In this post, I am going to explain how to partition the dataset using two columns.
Suppose, I have below dataset to track the users that are using my website.
userId |
totalTimeOnSite |
timestamp |
countryCode |
browser |
|
|
|
|
|
|
|
|
|
|
|
|
|
|
|
When I partition the data by countryCode and browser (chrome,firefox,edge,safari etc.,), Hive create below directory structure in HDFS.
. |____USA | |____firefox | |____safari | |____chrome |____IN | |____firefox | |____safari | |____chrome
As you see above snippet,
a. Folders with country code USA, IN are created and
b. firefox, safari, chrome are the folders created in USA and IN folders.

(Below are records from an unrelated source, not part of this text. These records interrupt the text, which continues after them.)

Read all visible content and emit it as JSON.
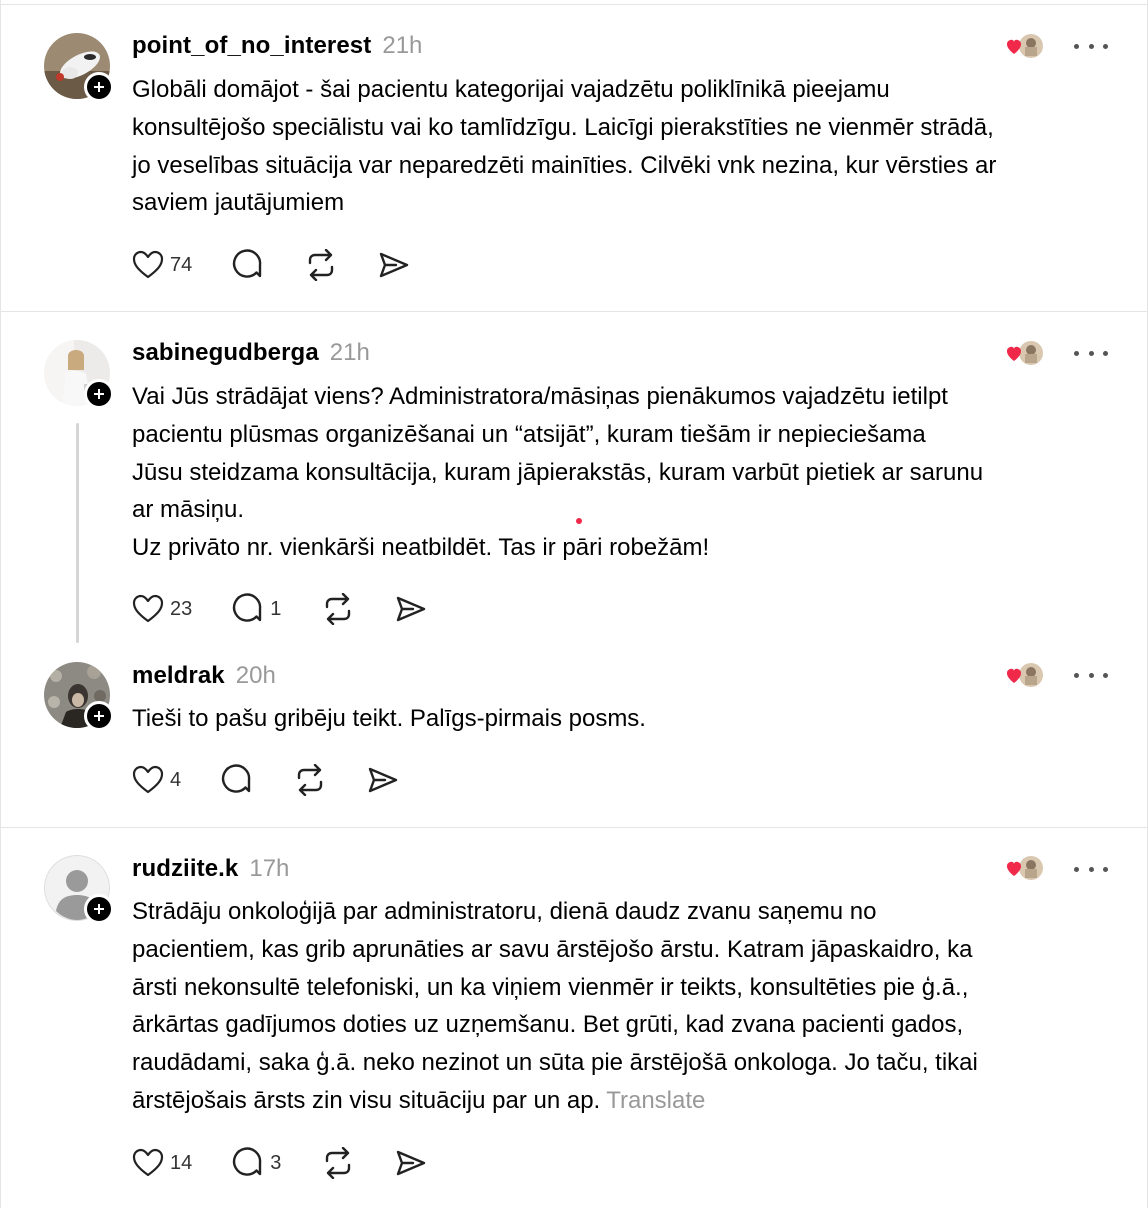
{
  "colors": {
    "heart": "#f0284a",
    "muted": "#999999",
    "divider": "#e5e5e5"
  },
  "posts": [
    {
      "username": "point_of_no_interest",
      "time": "21h",
      "avatar": "bird-photo",
      "text": "Globāli domājot - šai pacientu kategorijai vajadzētu poliklīnikā pieejamu\nkonsultējošo speciālistu vai ko tamlīdzīgu. Laicīgi pierakstīties ne vienmēr strādā,\njo veselības situācija var neparedzēti mainīties. Cilvēki vnk nezina, kur vērsties ar\nsaviem jautājumiem",
      "likes": "74",
      "replies": ""
    },
    {
      "username": "sabinegudberga",
      "time": "21h",
      "avatar": "person-photo",
      "text": "Vai Jūs strādājat viens? Administratora/māsiņas pienākumos vajadzētu ietilpt\npacientu plūsmas organizēšanai un “atsijāt”, kuram tiešām ir nepieciešama\nJūsu steidzama konsultācija, kuram jāpierakstās, kuram varbūt pietiek ar sarunu\nar māsiņu.\nUz privāto nr. vienkārši neatbildēt. Tas ir pāri robežām!",
      "likes": "23",
      "replies": "1"
    },
    {
      "username": "meldrak",
      "time": "20h",
      "avatar": "person-photo-dark",
      "text": "Tieši to pašu gribēju teikt. Palīgs-pirmais posms.",
      "likes": "4",
      "replies": ""
    },
    {
      "username": "rudziite.k",
      "time": "17h",
      "avatar": "default-avatar",
      "text": "Strādāju onkoloģijā par administratoru, dienā daudz zvanu saņemu no\npacientiem, kas grib aprunāties ar savu ārstējošo ārstu. Katram jāpaskaidro, ka\nārsti nekonsultē telefoniski, un ka viņiem vienmēr ir teikts, konsultēties pie ģ.ā.,\nārkārtas gadījumos doties uz uzņemšanu. Bet grūti, kad zvana pacienti gados,\nraudādami, saka ģ.ā. neko nezinot un sūta pie ārstējošā onkologa. Jo taču, tikai\nārstējošais ārsts zin visu situāciju par un ap.",
      "translate": "Translate",
      "likes": "14",
      "replies": "3"
    }
  ],
  "icons": {
    "like": "heart-icon",
    "reply": "comment-icon",
    "repost": "repost-icon",
    "share": "send-icon",
    "more": "more-icon",
    "follow": "plus-icon",
    "reactions": "liked-by-avatars"
  }
}
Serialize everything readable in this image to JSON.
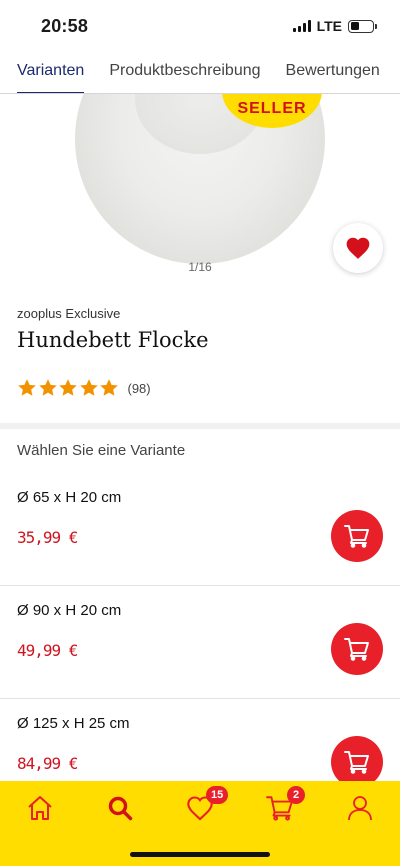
{
  "status_bar": {
    "time": "20:58",
    "network": "LTE"
  },
  "tabs": [
    {
      "label": "Varianten",
      "active": true
    },
    {
      "label": "Produktbeschreibung",
      "active": false
    },
    {
      "label": "Bewertungen",
      "active": false
    }
  ],
  "image": {
    "badge_text": "SELLER",
    "counter": "1/16"
  },
  "product": {
    "brand": "zooplus Exclusive",
    "title": "Hundebett Flocke",
    "rating": 5,
    "rating_count": "(98)"
  },
  "variants_section": {
    "title": "Wählen Sie eine Variante"
  },
  "variants": [
    {
      "size": "Ø 65 x H 20 cm",
      "price": "35,99 €"
    },
    {
      "size": "Ø 90 x H 20 cm",
      "price": "49,99 €"
    },
    {
      "size": "Ø 125 x H 25 cm",
      "price": "84,99 €"
    }
  ],
  "bottom_nav": {
    "wishlist_badge": "15",
    "cart_badge": "2"
  },
  "colors": {
    "accent_red": "#e8202a",
    "price_red": "#cf1420",
    "nav_yellow": "#ffdd00",
    "tab_active": "#1c2a6e",
    "star_orange": "#f39200"
  },
  "icons": {
    "home": "home-icon",
    "search": "search-icon",
    "wishlist": "heart-icon",
    "cart": "cart-icon",
    "account": "user-icon"
  }
}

Let’s experiment it with an example.
Step 1: Set below properties in Hive shell.
SET hive.exec.dynamic.partition=true; SET hive.exec.dynamic.partition.mode=nonstrict;
hive> SET hive.exec.dynamic.partition=true;
hive> SET hive.exec.dynamic.partition.mode=nonstrict;
Step 2: Create an user_visit_time_staging table.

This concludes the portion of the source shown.